LCCA's Summer School “Negotiating Gender in the Baltics and Eastern Europe”

Where: Kuldīga

When: 31 July–5 August 2020

Patriarchal, heteronormative and gender-based patterns, cultivated for centuries, have not faded today. The feminist movement and gender studies have played a crucial role in confronting these, raising long-ignored gender issues and pushing for changes in various aspects of political, social, economic and cultural life in order to build a heterogeneous society. The 2020 Summer School program focuses on the gender narratives marginalised in art history, as well as on issues of everyday solidarity and emancipation today. What social and historical reasons have shaped domination over women in our region? How can art become a political practice and change entrenched political and social structures in the context of gender? How can we build an alternative future by revisiting the past and reinterpreting archives?

The Summer School of the Latvian Centre for Contemporary Art was held in cooperation with Kuldīga Artists’ Residence and the Art Academy of Latvia. It draws on developments in critical thinking, artistic research and creative practices related to recent debates in contemporary culture. In year 2020, it  focused on issues of feminism and gender studies from both historical and contemporary perspectives in the Baltics and Eastern Europe.
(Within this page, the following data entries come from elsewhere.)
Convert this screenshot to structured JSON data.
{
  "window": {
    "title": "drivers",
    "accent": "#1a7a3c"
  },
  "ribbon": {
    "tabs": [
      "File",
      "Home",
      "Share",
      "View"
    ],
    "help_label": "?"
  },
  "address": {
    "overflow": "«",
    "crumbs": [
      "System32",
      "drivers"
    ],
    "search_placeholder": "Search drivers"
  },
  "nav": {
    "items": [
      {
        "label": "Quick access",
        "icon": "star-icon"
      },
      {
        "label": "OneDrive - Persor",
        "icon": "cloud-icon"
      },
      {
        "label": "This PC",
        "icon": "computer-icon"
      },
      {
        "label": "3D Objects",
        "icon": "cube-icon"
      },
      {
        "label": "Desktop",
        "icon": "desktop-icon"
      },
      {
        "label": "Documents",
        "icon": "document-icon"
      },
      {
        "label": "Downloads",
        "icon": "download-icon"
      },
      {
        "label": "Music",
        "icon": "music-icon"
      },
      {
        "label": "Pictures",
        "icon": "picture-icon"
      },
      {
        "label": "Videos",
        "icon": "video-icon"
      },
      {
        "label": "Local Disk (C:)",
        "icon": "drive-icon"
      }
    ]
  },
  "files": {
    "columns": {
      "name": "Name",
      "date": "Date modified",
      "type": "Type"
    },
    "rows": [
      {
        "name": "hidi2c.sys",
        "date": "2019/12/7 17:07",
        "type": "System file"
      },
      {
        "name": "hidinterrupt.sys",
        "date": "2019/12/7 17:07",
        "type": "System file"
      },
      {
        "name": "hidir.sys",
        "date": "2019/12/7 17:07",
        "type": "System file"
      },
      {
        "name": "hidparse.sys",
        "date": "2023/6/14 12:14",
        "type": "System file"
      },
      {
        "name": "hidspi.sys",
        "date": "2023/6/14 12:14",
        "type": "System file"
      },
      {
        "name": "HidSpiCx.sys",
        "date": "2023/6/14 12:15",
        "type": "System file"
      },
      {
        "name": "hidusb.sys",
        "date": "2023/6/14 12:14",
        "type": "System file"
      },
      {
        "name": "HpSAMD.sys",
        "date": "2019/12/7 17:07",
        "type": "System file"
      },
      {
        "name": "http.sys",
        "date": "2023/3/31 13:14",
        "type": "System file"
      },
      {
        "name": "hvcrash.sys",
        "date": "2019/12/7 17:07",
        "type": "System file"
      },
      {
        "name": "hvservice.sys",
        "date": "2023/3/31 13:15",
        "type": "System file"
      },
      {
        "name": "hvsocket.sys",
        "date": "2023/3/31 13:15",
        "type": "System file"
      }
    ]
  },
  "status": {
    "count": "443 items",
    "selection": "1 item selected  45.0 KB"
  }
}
Speakers organising workshops and lectures were artists, political activists, researchers and experts in the fields of visual art, feminist cultural studies and cultural anthropology. Speakers include researchers Redi Koobak (University of Bergen) and Bart Pushaw (University of Copenhagen), critic and curator Jana Kukaine (Art Academy of Latvia), curator, artist and poet Laima Kreivytė (Vilnius) and artists Jaana Kokko (Academy of Fine Arts in Helsinki) and Vala Tomasz Foltyn | Valentine Tanz (Cracow / Copenhagen). The curators of the Summer School program are Ieva Astahovska and Andra Silapētere.

The issues raised by feminism and gender studies are crucial both in the context of contemporary society and the past, where the experience and position of women in the general narratives of history have long been underrated. To revisit history and include “unwritten stories” not only opens up a more complete view of the past, but also revises the methods used in forming these narratives and offers alternative views.

Feminism and its understanding are changing today, becoming more visible and popular, bringing to the fore solidarity and concern for the common, collective and everyday. However, changes are taking place differently and at different speeds, and gender politics are more crucial in Eastern Europe than in many Western countries,, holding tensions between promises of the emancipation of women in socialism and unfulfilled equality, as well as today’s crisis of capitalism and neoliberalism. By focusing on different knowledge and practices, Summer School speakers discussed feminist and gender issues of both today and the recent past in the context of the former socialist countries. Lectures, discussions and workshops analyseed the legacies of post-socialism and postcolonialism through a gender studies perspective, intersectionality, social conditions of gender inequality and the aesthetics of feminism.